Siendo el aborto una forma de asesinato, la más vil y cruel de todas por tratarse de seres humanos en total indefensión, nos debe llamar a reflexión por cuanto al pretender legalizarlo se convierte ni más ni menos que en la instauración de la pena de muerte en costa rica.

Pero observen qué grave, no va a haber un juicio, ni un jurado, ni jueces, ni testigos de la defensa, ni una declaración del no nacido. Ahora bien ¿En qué se diferencia esto de la total barbarie en que históricamente y en forma repetida han caído los pueblos? Porque esto es la solución final, en la mayoría de los casos, a un acto de irresponsabilidad. Práctica cruel igual a la tristemente recordada y practicada por Hitler y sus secuaces, solo que ahora no vamos a asesinar a los pequeños no en el patíbulo, ni en cámaras de gas sino en nuestros hospitales, y llevada a cabo no por carceleros, sino por nuestros médicos que juraron defender la vida.

Algunos dirán, y esto, ¿Qué tiene que ver conmigo? Resulta que, si se logra aprobar el aborto libre, cada uno de nosotros estaremos contribuyendo mediante nuestras cuotas a la Caja Costarricense del Seguro Socuial, con esta forma de abominación.

Los que defienden la supresión de la vida de un niño, argumentan los derechos de las madres, sobre todo después de haber sufrido hechos lamentables y traumáticos, que aunque son los menos, sin lugar a dudas afectan de manera profunda la vida de las mujeres, que las sufren pero se encuentran equivocados en la solución, no es matando al indefenso e inocente, debemos de volcar nuestra ayuda y esfuerzos  en socorrer a la que está pasando por esta dura situación, con el concurso de instituciones y profesionales afines, soporte psicológico, creación de  clínicas especializadas,  apoyo de organizaciones comprometidas con la vida y todo lo que sea necesario en forma rápida y eficiente.
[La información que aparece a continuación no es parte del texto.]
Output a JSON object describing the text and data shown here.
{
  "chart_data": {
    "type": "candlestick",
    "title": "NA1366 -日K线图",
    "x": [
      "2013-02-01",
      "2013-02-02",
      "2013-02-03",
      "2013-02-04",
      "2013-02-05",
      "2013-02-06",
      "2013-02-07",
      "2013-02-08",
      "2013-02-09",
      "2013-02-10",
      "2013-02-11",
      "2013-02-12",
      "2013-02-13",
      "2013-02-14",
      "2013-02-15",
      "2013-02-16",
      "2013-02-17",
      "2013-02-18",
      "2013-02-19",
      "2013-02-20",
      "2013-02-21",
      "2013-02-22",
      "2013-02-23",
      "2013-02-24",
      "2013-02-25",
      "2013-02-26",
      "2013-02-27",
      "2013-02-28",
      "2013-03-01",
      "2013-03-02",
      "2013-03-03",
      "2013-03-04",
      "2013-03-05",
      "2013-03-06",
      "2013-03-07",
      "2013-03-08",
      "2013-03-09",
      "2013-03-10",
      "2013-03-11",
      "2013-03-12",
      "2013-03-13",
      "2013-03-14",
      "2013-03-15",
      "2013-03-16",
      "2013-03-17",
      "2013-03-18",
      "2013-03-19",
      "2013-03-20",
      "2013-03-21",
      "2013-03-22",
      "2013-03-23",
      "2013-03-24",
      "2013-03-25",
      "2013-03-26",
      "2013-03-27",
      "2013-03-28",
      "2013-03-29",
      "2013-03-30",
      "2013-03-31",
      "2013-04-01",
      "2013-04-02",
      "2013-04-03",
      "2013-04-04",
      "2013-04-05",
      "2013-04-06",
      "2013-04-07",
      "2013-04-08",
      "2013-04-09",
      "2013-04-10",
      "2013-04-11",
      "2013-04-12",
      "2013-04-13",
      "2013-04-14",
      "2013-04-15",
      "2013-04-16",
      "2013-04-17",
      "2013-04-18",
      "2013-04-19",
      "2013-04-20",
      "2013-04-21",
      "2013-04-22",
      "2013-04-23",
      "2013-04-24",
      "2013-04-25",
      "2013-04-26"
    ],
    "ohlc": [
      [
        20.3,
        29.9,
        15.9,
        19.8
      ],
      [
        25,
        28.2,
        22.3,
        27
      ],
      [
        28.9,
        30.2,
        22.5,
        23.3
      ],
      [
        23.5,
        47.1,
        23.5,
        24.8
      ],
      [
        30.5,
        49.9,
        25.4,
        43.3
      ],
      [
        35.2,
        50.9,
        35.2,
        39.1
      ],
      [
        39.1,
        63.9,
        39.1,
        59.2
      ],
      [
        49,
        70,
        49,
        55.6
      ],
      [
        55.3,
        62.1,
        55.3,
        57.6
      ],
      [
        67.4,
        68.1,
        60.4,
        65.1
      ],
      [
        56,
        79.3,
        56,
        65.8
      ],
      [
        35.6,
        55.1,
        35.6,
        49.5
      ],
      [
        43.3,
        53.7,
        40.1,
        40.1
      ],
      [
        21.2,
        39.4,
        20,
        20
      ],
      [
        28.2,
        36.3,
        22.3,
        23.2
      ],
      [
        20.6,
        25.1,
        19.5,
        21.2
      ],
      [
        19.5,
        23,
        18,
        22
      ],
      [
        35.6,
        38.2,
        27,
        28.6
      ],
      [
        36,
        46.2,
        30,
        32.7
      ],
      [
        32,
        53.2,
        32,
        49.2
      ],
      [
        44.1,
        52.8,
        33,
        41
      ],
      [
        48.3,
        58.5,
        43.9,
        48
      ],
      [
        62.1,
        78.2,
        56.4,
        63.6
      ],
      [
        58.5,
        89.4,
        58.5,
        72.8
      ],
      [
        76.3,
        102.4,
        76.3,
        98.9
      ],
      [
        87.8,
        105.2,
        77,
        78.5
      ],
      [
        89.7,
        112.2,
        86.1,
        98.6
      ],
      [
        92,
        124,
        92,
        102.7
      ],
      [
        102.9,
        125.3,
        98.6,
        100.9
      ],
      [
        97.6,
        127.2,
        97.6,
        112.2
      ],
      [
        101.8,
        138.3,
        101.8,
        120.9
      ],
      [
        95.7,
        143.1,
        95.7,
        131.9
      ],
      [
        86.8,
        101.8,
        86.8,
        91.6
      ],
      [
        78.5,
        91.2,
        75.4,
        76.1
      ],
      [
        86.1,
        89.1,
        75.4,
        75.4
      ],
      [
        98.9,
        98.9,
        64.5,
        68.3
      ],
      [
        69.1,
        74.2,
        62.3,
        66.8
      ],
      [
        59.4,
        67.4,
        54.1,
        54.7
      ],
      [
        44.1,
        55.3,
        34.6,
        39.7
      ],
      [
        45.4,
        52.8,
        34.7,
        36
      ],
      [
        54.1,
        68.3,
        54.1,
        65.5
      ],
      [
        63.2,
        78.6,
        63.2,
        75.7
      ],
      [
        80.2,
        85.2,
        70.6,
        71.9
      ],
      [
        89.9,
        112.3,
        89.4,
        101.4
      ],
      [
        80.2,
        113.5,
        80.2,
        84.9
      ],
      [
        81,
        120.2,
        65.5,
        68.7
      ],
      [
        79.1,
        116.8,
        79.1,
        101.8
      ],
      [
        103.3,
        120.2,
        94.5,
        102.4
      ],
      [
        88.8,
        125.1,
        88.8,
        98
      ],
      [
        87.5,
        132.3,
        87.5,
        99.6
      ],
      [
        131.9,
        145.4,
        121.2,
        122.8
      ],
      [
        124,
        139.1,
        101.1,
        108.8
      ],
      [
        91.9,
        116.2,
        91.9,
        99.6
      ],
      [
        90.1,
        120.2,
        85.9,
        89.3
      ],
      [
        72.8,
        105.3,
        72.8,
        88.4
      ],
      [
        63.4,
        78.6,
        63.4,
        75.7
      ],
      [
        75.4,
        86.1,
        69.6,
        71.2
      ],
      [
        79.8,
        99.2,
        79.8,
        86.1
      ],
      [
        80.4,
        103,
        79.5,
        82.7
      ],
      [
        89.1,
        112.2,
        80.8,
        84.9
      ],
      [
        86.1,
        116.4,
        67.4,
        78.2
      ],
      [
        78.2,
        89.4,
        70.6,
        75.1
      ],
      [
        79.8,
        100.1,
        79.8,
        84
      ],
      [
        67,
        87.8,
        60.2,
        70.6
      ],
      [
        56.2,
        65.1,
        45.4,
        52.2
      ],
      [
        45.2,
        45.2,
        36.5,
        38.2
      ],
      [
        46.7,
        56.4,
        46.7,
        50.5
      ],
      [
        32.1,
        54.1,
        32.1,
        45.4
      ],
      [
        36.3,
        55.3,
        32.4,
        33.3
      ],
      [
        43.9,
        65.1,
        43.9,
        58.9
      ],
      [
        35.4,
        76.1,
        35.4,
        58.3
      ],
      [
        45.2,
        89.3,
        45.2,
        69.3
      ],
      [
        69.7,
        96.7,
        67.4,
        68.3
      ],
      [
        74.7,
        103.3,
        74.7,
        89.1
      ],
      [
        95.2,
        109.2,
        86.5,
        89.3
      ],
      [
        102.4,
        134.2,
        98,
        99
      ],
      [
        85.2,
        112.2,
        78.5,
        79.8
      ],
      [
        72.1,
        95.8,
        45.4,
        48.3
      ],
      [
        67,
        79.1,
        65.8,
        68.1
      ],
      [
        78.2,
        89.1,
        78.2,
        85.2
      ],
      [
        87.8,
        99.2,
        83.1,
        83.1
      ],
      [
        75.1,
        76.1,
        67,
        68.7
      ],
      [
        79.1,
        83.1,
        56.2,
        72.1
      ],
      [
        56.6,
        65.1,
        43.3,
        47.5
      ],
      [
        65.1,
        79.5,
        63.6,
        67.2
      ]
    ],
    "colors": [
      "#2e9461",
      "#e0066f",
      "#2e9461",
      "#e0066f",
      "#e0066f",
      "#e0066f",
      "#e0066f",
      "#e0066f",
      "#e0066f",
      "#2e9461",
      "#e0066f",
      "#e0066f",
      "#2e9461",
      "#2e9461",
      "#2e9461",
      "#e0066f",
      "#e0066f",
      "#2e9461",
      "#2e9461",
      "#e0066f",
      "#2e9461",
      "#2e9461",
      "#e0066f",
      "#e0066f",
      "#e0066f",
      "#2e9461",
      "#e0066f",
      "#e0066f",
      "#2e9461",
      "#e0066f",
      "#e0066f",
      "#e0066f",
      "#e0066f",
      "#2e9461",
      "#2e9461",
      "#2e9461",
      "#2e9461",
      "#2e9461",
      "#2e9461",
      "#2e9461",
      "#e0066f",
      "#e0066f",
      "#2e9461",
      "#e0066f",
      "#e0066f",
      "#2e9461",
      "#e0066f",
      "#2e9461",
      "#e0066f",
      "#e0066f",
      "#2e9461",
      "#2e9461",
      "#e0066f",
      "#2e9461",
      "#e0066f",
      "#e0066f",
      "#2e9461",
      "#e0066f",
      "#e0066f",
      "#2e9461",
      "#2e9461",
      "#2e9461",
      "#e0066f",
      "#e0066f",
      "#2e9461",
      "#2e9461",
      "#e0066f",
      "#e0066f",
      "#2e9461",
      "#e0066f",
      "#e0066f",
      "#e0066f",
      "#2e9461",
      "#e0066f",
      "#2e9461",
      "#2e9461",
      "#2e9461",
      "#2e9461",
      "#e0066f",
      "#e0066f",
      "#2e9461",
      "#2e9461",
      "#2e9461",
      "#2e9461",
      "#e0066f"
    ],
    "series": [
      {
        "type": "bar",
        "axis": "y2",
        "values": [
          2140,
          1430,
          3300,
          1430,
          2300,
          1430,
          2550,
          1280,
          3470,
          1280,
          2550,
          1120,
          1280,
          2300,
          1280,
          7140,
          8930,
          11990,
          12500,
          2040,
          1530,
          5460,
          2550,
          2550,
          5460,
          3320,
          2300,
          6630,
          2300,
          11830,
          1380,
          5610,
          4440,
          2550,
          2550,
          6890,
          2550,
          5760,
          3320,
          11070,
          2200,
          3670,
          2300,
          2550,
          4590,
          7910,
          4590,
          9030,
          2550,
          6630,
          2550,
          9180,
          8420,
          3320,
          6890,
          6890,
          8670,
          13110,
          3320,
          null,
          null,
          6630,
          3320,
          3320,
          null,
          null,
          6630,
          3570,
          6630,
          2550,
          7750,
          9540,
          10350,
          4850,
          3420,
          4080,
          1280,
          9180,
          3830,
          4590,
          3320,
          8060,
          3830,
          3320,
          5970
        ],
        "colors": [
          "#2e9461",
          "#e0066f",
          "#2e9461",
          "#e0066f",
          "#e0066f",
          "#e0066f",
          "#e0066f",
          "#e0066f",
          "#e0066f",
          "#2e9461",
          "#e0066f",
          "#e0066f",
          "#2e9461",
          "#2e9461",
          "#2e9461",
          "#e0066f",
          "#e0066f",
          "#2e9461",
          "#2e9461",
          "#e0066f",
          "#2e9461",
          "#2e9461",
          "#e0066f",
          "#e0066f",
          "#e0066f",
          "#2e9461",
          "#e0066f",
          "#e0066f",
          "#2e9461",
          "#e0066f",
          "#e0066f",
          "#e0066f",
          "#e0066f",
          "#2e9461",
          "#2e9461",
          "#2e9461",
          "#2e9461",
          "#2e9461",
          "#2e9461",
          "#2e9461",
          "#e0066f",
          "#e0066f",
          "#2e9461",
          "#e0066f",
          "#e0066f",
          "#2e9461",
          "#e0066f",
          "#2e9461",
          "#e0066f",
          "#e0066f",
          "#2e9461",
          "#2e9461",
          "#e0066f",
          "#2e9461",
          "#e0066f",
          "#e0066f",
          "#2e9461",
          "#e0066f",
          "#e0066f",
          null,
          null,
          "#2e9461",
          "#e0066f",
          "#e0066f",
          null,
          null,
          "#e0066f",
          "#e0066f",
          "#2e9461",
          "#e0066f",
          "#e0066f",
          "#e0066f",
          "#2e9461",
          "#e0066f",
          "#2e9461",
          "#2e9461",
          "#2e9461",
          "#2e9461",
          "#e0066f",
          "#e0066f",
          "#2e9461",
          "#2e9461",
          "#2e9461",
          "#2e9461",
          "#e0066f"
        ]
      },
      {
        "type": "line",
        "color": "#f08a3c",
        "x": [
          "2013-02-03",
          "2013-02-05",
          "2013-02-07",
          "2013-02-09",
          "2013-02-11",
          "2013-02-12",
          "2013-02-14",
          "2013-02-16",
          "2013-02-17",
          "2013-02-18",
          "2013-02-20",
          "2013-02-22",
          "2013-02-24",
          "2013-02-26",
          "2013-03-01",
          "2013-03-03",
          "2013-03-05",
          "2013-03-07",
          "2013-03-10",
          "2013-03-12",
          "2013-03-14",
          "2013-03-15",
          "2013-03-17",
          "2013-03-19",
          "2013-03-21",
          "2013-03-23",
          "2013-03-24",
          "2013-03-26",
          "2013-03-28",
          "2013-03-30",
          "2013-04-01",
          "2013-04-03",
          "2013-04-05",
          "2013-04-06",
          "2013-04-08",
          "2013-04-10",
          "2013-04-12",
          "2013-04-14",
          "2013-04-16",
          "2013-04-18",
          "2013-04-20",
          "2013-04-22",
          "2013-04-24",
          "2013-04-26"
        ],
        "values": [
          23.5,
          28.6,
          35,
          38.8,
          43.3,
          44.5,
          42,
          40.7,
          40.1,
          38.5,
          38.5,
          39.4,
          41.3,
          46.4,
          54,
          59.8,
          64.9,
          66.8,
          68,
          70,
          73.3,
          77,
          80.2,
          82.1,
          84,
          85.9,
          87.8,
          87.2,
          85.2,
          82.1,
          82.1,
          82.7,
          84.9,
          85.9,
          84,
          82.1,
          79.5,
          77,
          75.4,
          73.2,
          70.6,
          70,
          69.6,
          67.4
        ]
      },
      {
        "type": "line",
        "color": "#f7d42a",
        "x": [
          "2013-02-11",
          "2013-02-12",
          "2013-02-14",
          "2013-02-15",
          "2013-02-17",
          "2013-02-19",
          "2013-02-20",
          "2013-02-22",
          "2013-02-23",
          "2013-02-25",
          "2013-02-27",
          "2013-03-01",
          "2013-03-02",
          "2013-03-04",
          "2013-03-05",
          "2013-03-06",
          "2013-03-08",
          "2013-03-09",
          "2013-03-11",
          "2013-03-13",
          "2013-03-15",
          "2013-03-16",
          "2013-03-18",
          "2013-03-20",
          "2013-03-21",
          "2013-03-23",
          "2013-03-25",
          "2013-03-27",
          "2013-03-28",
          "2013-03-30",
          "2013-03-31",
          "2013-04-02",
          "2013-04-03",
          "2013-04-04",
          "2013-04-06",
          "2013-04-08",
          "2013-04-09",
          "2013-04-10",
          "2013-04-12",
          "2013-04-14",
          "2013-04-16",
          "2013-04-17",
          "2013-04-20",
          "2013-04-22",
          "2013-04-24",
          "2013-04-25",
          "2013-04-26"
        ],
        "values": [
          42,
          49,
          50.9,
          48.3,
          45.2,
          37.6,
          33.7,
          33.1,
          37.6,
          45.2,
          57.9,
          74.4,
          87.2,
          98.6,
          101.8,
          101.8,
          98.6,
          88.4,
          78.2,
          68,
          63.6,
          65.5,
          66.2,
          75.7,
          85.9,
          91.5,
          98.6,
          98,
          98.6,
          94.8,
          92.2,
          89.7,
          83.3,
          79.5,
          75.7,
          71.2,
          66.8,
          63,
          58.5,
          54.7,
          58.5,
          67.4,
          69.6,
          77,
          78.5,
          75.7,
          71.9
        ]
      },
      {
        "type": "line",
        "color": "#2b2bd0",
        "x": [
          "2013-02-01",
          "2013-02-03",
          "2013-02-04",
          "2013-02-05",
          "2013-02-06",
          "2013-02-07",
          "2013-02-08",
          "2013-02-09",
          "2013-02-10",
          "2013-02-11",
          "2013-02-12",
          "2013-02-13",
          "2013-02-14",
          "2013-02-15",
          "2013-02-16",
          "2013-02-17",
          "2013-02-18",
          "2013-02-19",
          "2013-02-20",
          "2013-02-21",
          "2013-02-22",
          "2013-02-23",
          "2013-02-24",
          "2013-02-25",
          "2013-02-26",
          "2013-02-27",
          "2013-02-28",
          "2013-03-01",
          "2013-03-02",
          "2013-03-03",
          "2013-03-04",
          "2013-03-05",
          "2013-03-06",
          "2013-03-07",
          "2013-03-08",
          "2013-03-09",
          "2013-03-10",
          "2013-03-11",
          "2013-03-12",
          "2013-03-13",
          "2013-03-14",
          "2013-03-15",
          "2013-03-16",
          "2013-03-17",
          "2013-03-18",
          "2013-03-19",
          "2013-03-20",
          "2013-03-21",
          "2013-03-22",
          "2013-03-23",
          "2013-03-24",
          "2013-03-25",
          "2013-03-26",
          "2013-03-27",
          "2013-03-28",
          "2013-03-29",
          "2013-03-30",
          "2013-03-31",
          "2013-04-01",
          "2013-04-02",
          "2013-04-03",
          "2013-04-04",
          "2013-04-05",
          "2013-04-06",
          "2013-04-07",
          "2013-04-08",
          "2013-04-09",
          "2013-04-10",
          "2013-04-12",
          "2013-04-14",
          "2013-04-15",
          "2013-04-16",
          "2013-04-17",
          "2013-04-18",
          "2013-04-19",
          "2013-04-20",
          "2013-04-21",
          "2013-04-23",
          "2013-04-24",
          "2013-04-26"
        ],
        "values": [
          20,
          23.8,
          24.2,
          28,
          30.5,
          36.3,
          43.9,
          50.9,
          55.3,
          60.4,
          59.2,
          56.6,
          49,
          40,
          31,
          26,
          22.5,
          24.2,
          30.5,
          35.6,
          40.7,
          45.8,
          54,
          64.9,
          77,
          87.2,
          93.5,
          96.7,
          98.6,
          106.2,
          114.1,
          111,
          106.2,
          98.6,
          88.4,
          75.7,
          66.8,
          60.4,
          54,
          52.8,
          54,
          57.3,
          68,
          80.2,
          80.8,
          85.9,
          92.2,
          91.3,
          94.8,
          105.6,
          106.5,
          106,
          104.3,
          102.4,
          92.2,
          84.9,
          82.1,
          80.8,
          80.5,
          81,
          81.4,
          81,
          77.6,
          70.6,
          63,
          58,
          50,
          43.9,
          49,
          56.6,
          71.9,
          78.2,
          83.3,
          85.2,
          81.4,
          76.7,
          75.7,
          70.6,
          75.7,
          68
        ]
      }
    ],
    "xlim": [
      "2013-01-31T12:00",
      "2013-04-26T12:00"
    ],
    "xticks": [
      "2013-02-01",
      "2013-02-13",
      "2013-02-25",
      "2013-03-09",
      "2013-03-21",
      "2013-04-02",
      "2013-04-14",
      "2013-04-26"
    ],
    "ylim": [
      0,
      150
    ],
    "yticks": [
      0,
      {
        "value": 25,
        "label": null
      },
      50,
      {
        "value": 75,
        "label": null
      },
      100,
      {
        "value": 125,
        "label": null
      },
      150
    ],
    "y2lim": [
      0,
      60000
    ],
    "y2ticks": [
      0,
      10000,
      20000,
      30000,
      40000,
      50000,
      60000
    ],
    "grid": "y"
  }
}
Una vez, me dijo un extranjero que a su pasó por nuestro país, muchas cosas le habían gustado, pero el mejor recuerdo que llevaba consigo, era que en Costa Rica se amaba a los niños, y es cierto. ¡Aquí los amamos!, ningún niño sobra. Se dice que del cielo nos siguen mandando niñitos, porque Dios continúa creyendo en la humanidad y esto es hermoso.

Hagamos nuestro el mensaje de la Madre Teresa cuando decía, “no los maten dénmelos a mi”. Y yo me permito decir, bienvenidos, pequeños costarricenses, aquí todos los esperamos con los brazos abiertos.